The sector has made strides since last year, but J.C. Penney has not kept pace with its better-performing competitors, such as Kohl's and Macy's. In the second quarter, Penney's sales fell 7.5% year over year, its net loss doubled and its comparable sales barely budged. Executives blamed surplus inventory and markdowns as it tried to adjust its approach to inventory management.
At the time, Davis laid out in an analyst call a new approach to "rightsize" its inventory. The problem was, Penney had already been making moves to slash inventory and shake up its assortment in past quarters, all of which has led to losses at the retailer. Some analysts and observers look at Penney and see a retailer that doesn't know what it wants to be or where it wants to play.
Penney also long ago tied its fate to the suburban mall, which has been continually declining for decades. "I just don't see a strategy that makes them relevant," Nick Egelanian, president of retail development consultants SiteWorks International, told Retail Dive earlier this year. "If they had a chance of not making themselves obsolete, that chance came 30 years ago."

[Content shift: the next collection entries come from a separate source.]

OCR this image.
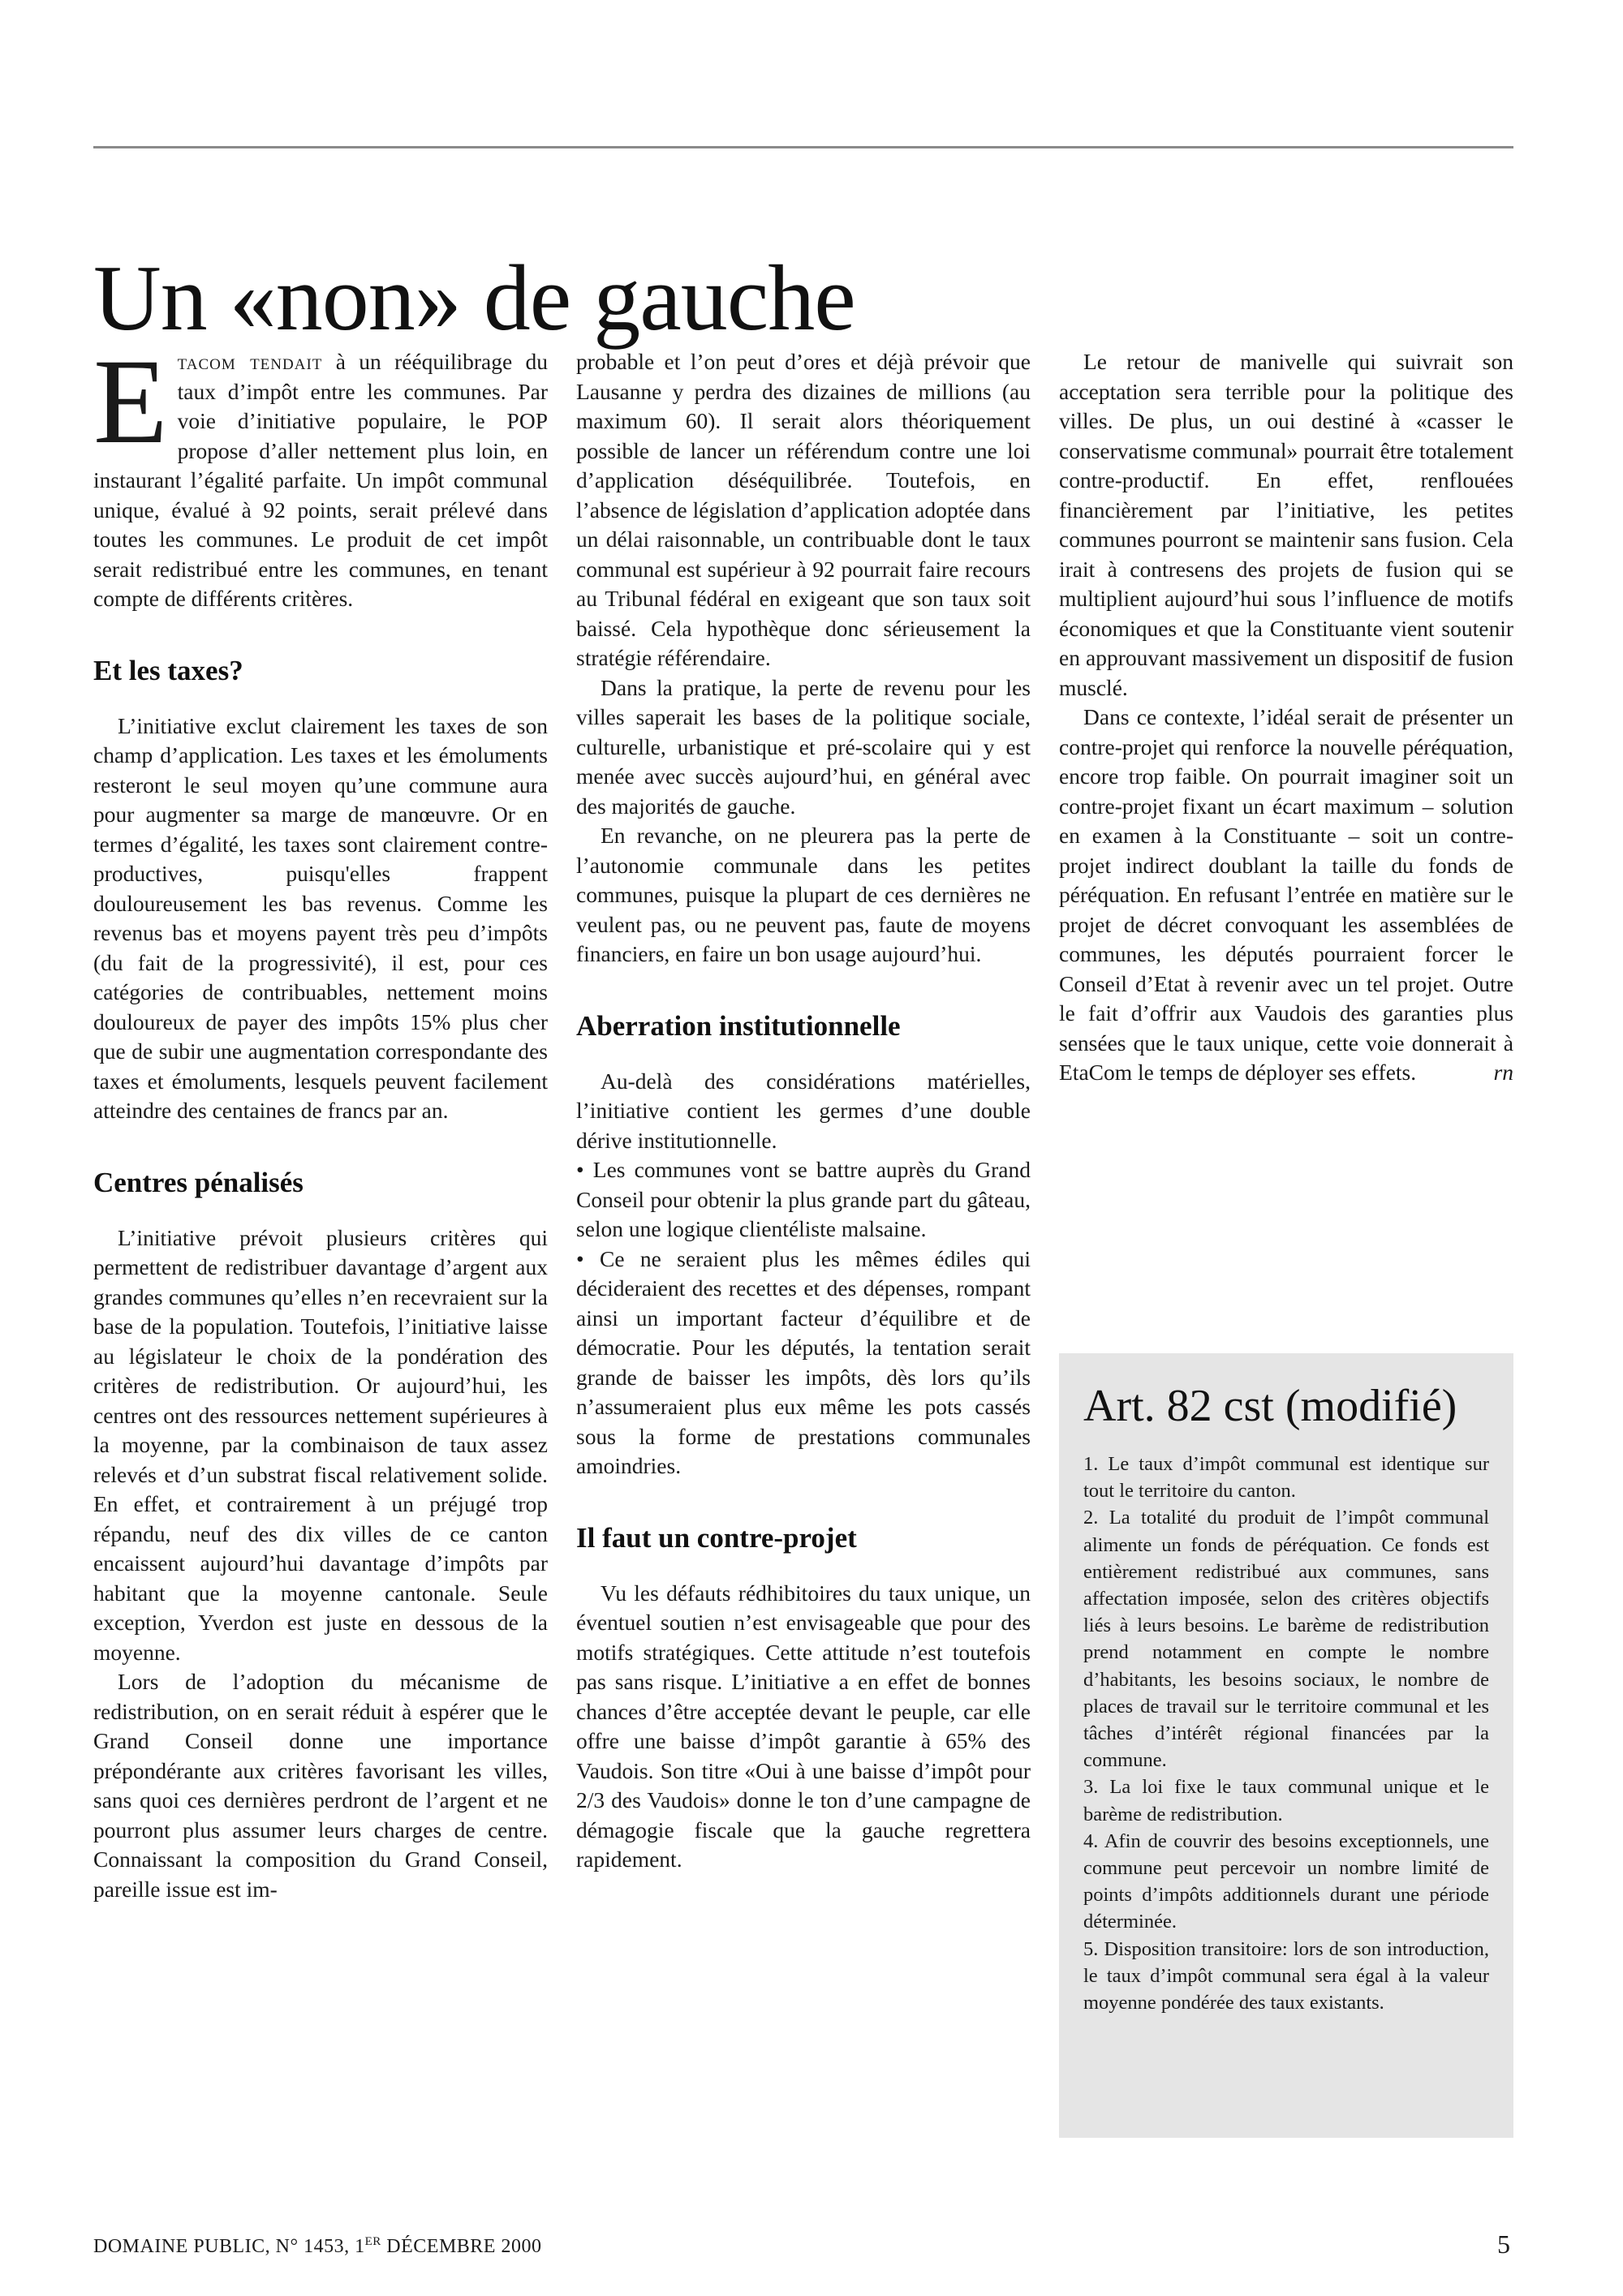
Un «non» de gauche

Etacom tendait à un rééquilibrage du taux d’impôt entre les communes. Par voie d’initiative populaire, le POP propose d’aller nettement plus loin, en instaurant l’égalité parfaite. Un impôt communal unique, évalué à 92 points, serait prélevé dans toutes les communes. Le produit de cet impôt serait redistribué entre les communes, en tenant compte de différents critères.

Et les taxes?

L’initiative exclut clairement les taxes de son champ d’application. Les taxes et les émoluments resteront le seul moyen qu’une commune aura pour augmenter sa marge de manœuvre. Or en termes d’égalité, les taxes sont clairement contre-productives, puisqu'elles frappent douloureusement les bas revenus. Comme les revenus bas et moyens payent très peu d’impôts (du fait de la progressivité), il est, pour ces catégories de contribuables, nettement moins douloureux de payer des impôts 15% plus cher que de subir une augmentation correspondante des taxes et émoluments, lesquels peuvent facilement atteindre des centaines de francs par an.

Centres pénalisés

L’initiative prévoit plusieurs critères qui permettent de redistribuer davantage d’argent aux grandes communes qu’elles n’en recevraient sur la base de la population. Toutefois, l’initiative laisse au législateur le choix de la pondération des critères de redistribution. Or aujourd’hui, les centres ont des ressources nettement supérieures à la moyenne, par la combinaison de taux assez relevés et d’un substrat fiscal relativement solide. En effet, et contrairement à un préjugé trop répandu, neuf des dix villes de ce canton encaissent aujourd’hui davantage d’impôts par habitant que la moyenne cantonale. Seule exception, Yverdon est juste en dessous de la moyenne.

Lors de l’adoption du mécanisme de redistribution, on en serait réduit à espérer que le Grand Conseil donne une importance prépondérante aux critères favorisant les villes, sans quoi ces dernières perdront de l’argent et ne pourront plus assumer leurs charges de centre. Connaissant la composition du Grand Conseil, pareille issue est im-

probable et l’on peut d’ores et déjà prévoir que Lausanne y perdra des dizaines de millions (au maximum 60). Il serait alors théoriquement possible de lancer un référendum contre une loi d’application déséquilibrée. Toutefois, en l’absence de législation d’application adoptée dans un délai raisonnable, un contribuable dont le taux communal est supérieur à 92 pourrait faire recours au Tribunal fédéral en exigeant que son taux soit baissé. Cela hypothèque donc sérieusement la stratégie référendaire.

Dans la pratique, la perte de revenu pour les villes saperait les bases de la politique sociale, culturelle, urbanistique et pré-scolaire qui y est menée avec succès aujourd’hui, en général avec des majorités de gauche.

En revanche, on ne pleurera pas la perte de l’autonomie communale dans les petites communes, puisque la plupart de ces dernières ne veulent pas, ou ne peuvent pas, faute de moyens financiers, en faire un bon usage aujourd’hui.

Aberration institutionnelle

Au-delà des considérations matérielles, l’initiative contient les germes d’une double dérive institutionnelle.

• Les communes vont se battre auprès du Grand Conseil pour obtenir la plus grande part du gâteau, selon une logique clientéliste malsaine.

• Ce ne seraient plus les mêmes édiles qui décideraient des recettes et des dépenses, rompant ainsi un important facteur d’équilibre et de démocratie. Pour les députés, la tentation serait grande de baisser les impôts, dès lors qu’ils n’assumeraient plus eux même les pots cassés sous la forme de prestations communales amoindries.

Il faut un contre-projet

Vu les défauts rédhibitoires du taux unique, un éventuel soutien n’est envisageable que pour des motifs stratégiques. Cette attitude n’est toutefois pas sans risque. L’initiative a en effet de bonnes chances d’être acceptée devant le peuple, car elle offre une baisse d’impôt garantie à 65% des Vaudois. Son titre «Oui à une baisse d’impôt pour 2/3 des Vaudois» donne le ton d’une campagne de démagogie fiscale que la gauche regrettera rapidement.

Le retour de manivelle qui suivrait son acceptation sera terrible pour la politique des villes. De plus, un oui destiné à «casser le conservatisme communal» pourrait être totalement contre-productif. En effet, renflouées financièrement par l’initiative, les petites communes pourront se maintenir sans fusion. Cela irait à contresens des projets de fusion qui se multiplient aujourd’hui sous l’influence de motifs économiques et que la Constituante vient soutenir en approuvant massivement un dispositif de fusion musclé.

Dans ce contexte, l’idéal serait de présenter un contre-projet qui renforce la nouvelle péréquation, encore trop faible. On pourrait imaginer soit un contre-projet fixant un écart maximum – solution en examen à la Constituante – soit un contre-projet indirect doublant la taille du fonds de péréquation. En refusant l’entrée en matière sur le projet de décret convoquant les assemblées de communes, les députés pourraient forcer le Conseil d’Etat à revenir avec un tel projet. Outre le fait d’offrir aux Vaudois des garanties plus sensées que le taux unique, cette voie donnerait à EtaCom le temps de déployer ses effets.	rn

Art. 82 cst (modifié)

1. Le taux d’impôt communal est identique sur tout le territoire du canton.

2. La totalité du produit de l’impôt communal alimente un fonds de péréquation. Ce fonds est entièrement redistribué aux communes, sans affectation imposée, selon des critères objectifs liés à leurs besoins. Le barème de redistribution prend notamment en compte le nombre d’habitants, les besoins sociaux, le nombre de places de travail sur le territoire communal et les tâches d’intérêt régional financées par la commune.

3. La loi fixe le taux communal unique et le barème de redistribution.

4. Afin de couvrir des besoins exceptionnels, une commune peut percevoir un nombre limité de points d’impôts additionnels durant une période déterminée.

5. Disposition transitoire: lors de son introduction, le taux d’impôt communal sera égal à la valeur moyenne pondérée des taux existants.

DOMAINE PUBLIC, N° 1453, 1ER DÉCEMBRE 2000	5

Whoever steps permanently into the CFO spot will have plenty of work to do. The company carries nearly $4 billion in debt. In Q2, it paid $79 million in interest while operating at a $36 million loss.
Analysts at Moody's and S&P Global separately downgraded the retailer in August citing uncertainty over the retailer's turnaround efforts, especially after the departure of Ellison. S&P analysts at the time wrote specifically that there was "heightened risk that operating performance will not stabilize over the next 12 months due to further operational setbacks, and uncertainty around the company's strategy and path forward under new leadership."
"JCP has continued to significantly underperform our expectations despite a leaner store fleet (JCP closed 141 stores in fiscal 2017) and repeated efforts in previous quarters to right-size inventory," the analysts wrote.